View solution in original post

4 REPLIES 4

Tharun-Kumar
Databricks Employee
Databricks Employee

Hi @DennisB 

Are you using threadpool to run workloads in parallel?

Also, I would suggest removing the three configs, you had mentioned. Now, if you create a 16 pool thread, then you would be seeing 16 runs happening on the executors front (16 cores being utilized).

DennisB
New Contributor III

I haven't tried threadpool, but thanks for the suggestion. Before posting I had tried a multiprocessing Pool, but that didn't work (I'd hoped to use multiprocessing on each worker now, i.e., Spark to distribute to worker nodes, then multiprocessing to distribute to each core, but I couldn't get it to work -- I didn't think to try threadpool though).

Anonymous
Not applicable

Hi @DennisB 

We haven't heard from you since the last response from @Tharun-Kumar โ€‹, and I was checking back to see if her suggestions helped you.

Or else, If you have any solution, please share it with the community, as it can be helpful to others. 

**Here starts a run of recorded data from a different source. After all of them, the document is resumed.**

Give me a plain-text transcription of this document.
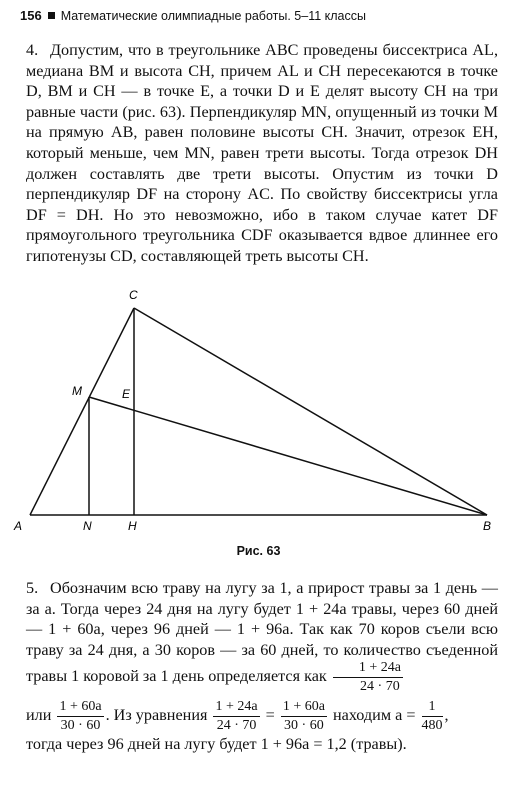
156 Математические олимпиадные работы. 5–11 классы
4. Допустим, что в треугольнике ABC проведены биссектриса AL, медиана BM и высота CH, причем AL и CH пересекаются в точке D, BM и CH — в точке E, а точки D и E делят высоту CH на три равные части (рис. 63). Перпендикуляр MN, опущенный из точки M на прямую AB, равен половине высоты CH. Значит, отрезок EH, который меньше, чем MN, равен трети высоты. Тогда отрезок DH должен составлять две трети высоты. Опустим из точки D перпендикуляр DF на сторону AC. По свойству биссектрисы угла DF = DH. Но это невозможно, ибо в таком случае катет DF прямоугольного треугольника CDF оказывается вдвое длиннее его гипотенузы CD, составляющей треть высоты CH.
A	B
C
M	E
N	H
Рис. 63
5. Обозначим всю траву на лугу за 1, а прирост травы за 1 день — за a. Тогда через 24 дня на лугу будет 1 + 24a травы, через 60 дней — 1 + 60a, через 96 дней — 1 + 96a. Так как 70 коров съели всю траву за 24 дня, а 30 коров — за 60 дней, то количество съеденной травы 1 коровой за 1 день определяется как $\frac{1 + 24a}{24 \cdot 70}$
или $\frac{1 + 60a}{30 \cdot 60}$ . Из уравнения $\frac{1 + 24a}{24 \cdot 70} = \frac{1 + 60a}{30 \cdot 60}$ находим $a = \frac{1}{480}$ ,
тогда через 96 дней на лугу будет 1 + 96a = 1,2 (травы).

Also, Please don't forget to click on the "Select As Best" button whenever the information provided helps resolve your question.

DennisB
New Contributor III

So I managed to get the 1-core-per-executor working successfully. The bit that wasn't working was spark.executor.memory -- this was too high, but lowering it so that the sum of the executors memory was ~90% of the worker node's memory allowed it to work properly.